11905 – Escaping of "<" and "&" in Polyglot Markup

This is an archived snapshot of W3C's public bugzilla bug tracker, decommissioned in April 2019. Please see the home page for more details.

Bug 11905 - Escaping of "<" and "&" in Polyglot Markup

Summary: Escaping of "<" and "&" in Polyglot Markup

Status:	CLOSED FIXED

Alias:	None

Product:	HTML WG
Classification:	Unclassified
Component:	LC1 HTML/XHTML Compatibility Authoring Guide (ed: Eliot Graff) (show other bugs)
Version:	unspecified
Hardware:	PC All

Importance:	P2 major
Target Milestone:	---
Assignee:	Eliot Graff
QA Contact:	HTML WG Bugzilla archive list

URL:	http://dev.w3.org/html5/html-xhtml-au...
Whiteboard:
Keywords:

Depends on:
Blocks:

Reported:	2011-01-28 12:04 UTC by Leif Halvard Silli
Modified:	2011-08-04 05:07 UTC (History)
CC List:	7 users (show)

See Also:

Attachments

Description Leif Halvard Silli 2011-01-28 12:04:35 UTC

It is a well-formed requirement in XML 1.0 that "<" and "&" are escaped whenever they are not used in entities or in tags or occur inside CDATA sections.
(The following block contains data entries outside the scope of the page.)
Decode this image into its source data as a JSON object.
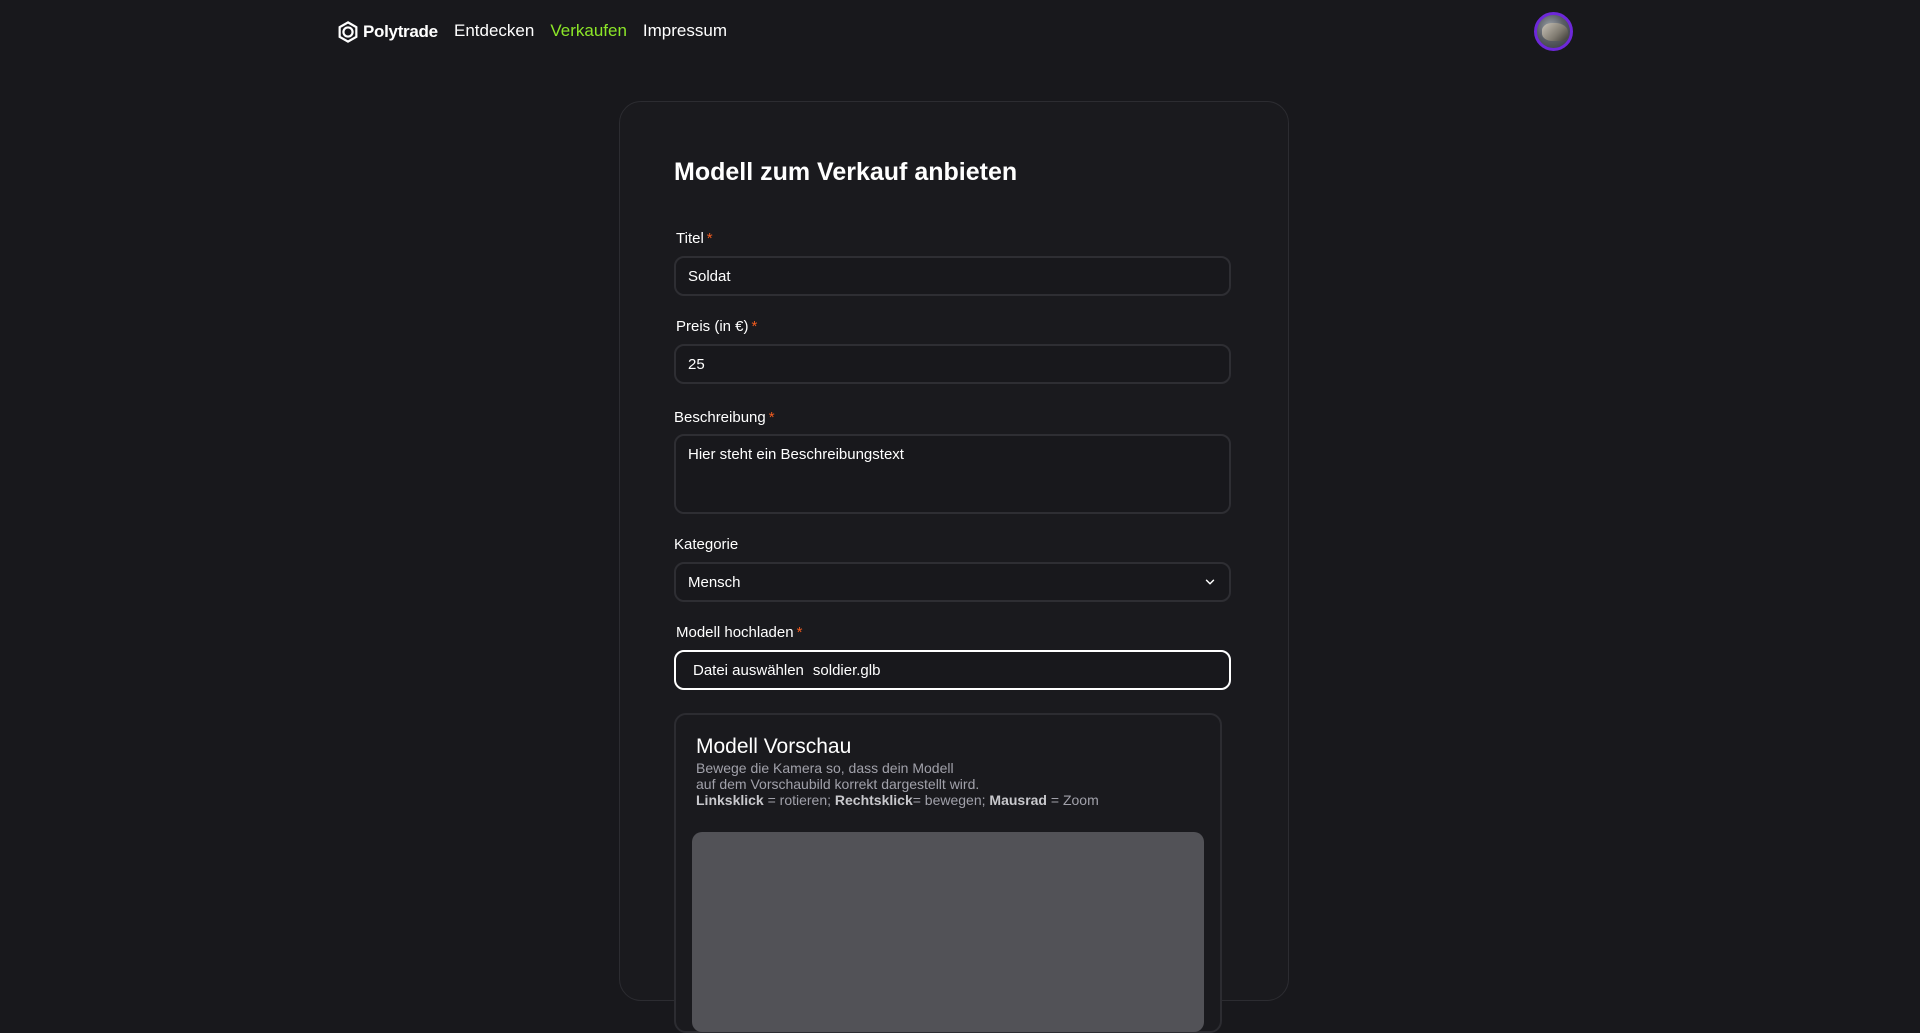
{
  "nav": {
    "brand": "Polytrade",
    "links": [
      {
        "label": "Entdecken"
      },
      {
        "label": "Verkaufen"
      },
      {
        "label": "Impressum"
      }
    ],
    "accent_color": "#8ce628"
  },
  "form": {
    "title": "Modell zum Verkauf anbieten",
    "required_mark": "*",
    "fields": {
      "titel": {
        "label": "Titel",
        "value": "Soldat"
      },
      "preis": {
        "label": "Preis (in €)",
        "value": "25"
      },
      "beschreibung": {
        "label": "Beschreibung",
        "value": "Hier steht ein Beschreibungstext"
      },
      "kategorie": {
        "label": "Kategorie",
        "value": "Mensch"
      },
      "upload": {
        "label": "Modell hochladen",
        "button": "Datei auswählen",
        "filename": "soldier.glb"
      }
    }
  },
  "preview": {
    "title": "Modell Vorschau",
    "line1": "Bewege die Kamera so, dass dein Modell",
    "line2": "auf dem Vorschaubild korrekt dargestellt wird.",
    "ctrl_left_key": "Linksklick",
    "ctrl_left_action": " = rotieren; ",
    "ctrl_right_key": "Rechtsklick",
    "ctrl_right_action": "= bewegen; ",
    "ctrl_wheel_key": "Mausrad",
    "ctrl_wheel_action": " = Zoom"
  },
  "colors": {
    "background": "#18181c",
    "required": "#f25c1f",
    "avatar_ring": "#6d28d9",
    "viewport": "#525257"
  },
  "icons": {
    "logo": "polytrade-logo-icon",
    "select": "chevron-down-icon"
  }
}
In contrast, in HTML, the "&" in general does not need to be escaped. Whereas the "<" does not need escaping inside attributes. 

Exact XML rules: http://www.w3.org/TR/REC-xml/#syntax

Conclusion: State that "<" and "&", when used as  character, always needs to be escaped, except when inside CDATA.

(You may also want to see Bug 11904.)

Comment 1 David Carlisle 2011-01-28 12:19:46 UTC

(In reply to comment #0)

> Conclusion: State that "<" and "&", when used as  character, always needs to be
> escaped, except when inside CDATA.


I don't think this document should try to explain the requirements of being xml well formed (or of being html valid) If it states such rules in full, it becomes vastly larger and if just summarizes them it will get details wrong in edge cases.

I think the document should just state the _additional_ constraints that need to be met given a document that is xml well formed and html valid, for it to give equivalent DOM trees whether parsed as xml or html.

David

Comment 2 Leif Halvard Silli 2011-01-28 16:43:45 UTC

(In reply to comment #1)

> I don't think this document should try to explain the requirements of being xml
> well formed (or of being html valid) If it states such rules in full, it
> becomes vastly larger and if just summarizes them it will get details wrong in
> edge cases.
> 
> I think the document should just state the _additional_ constraints that need
> to be met given a document that is xml well formed and html valid, for it to
> give equivalent DOM trees whether parsed as xml or html.

Then perhaps you should look at what Polyglot Markup already says, right now, and file bugs if you think it says too much already? Are there things that it should take out?

I must say that it becomes - to myself - illogicall if the document goes into the nittygritty of how to make sure that attributes are kept DOM equal (by taking into consideration XML whitespace normalization in attributes) on one side, but on the other side ignores to say the farm more important thing that "<" and "&" have to be escaped. I think that for most authors that want to use polyglot markup, the DOM equality of attributes, is not of very great importance.

However, I do think that it would be nice if Polyglot Markup summed up its principles in one section of the document, including pointing to the definining specs (XML 1.0 and HTML5) for its principles.

You did not comment on bug 11904 regarding <plaintext> and <xmp>. That Polyglot Markup gives special (but incorrect) rules for how to use <>& inside those elements, is an example - IMHO - on what happens because the entire Polyglot Markup document is lacking a) guiding principles and b) looks at the details instead of listing the general rules. 

In my view, the need to escape < and & is - by the way - so basic, that we do no need to land in the error of failing ot be accurate enough just because we say it.

Comment 3 Eliot Graff 2011-02-12 00:46:43 UTC

In the Editor's Draft of 11 February 2011, I have added the following content to section 8. Named Entity References:

]]
Polyglot markup always uses character references for the less than sign (<) and ampersand (&) when they are used as characters, except when those characters appear inside a CDATA section. 
[[

Thanks very much for this feedback.

Cheers,

Eliot

Comment 4 Leif Halvard Silli 2011-02-13 19:36:04 UTC

Satisfied. Closing.

Comment 5 Michael[tm] Smith 2011-08-04 05:07:24 UTC

mass-move component to LC1

Comment 6 Michael[tm] Smith 2011-08-04 05:07:44 UTC

mass-move component to LC1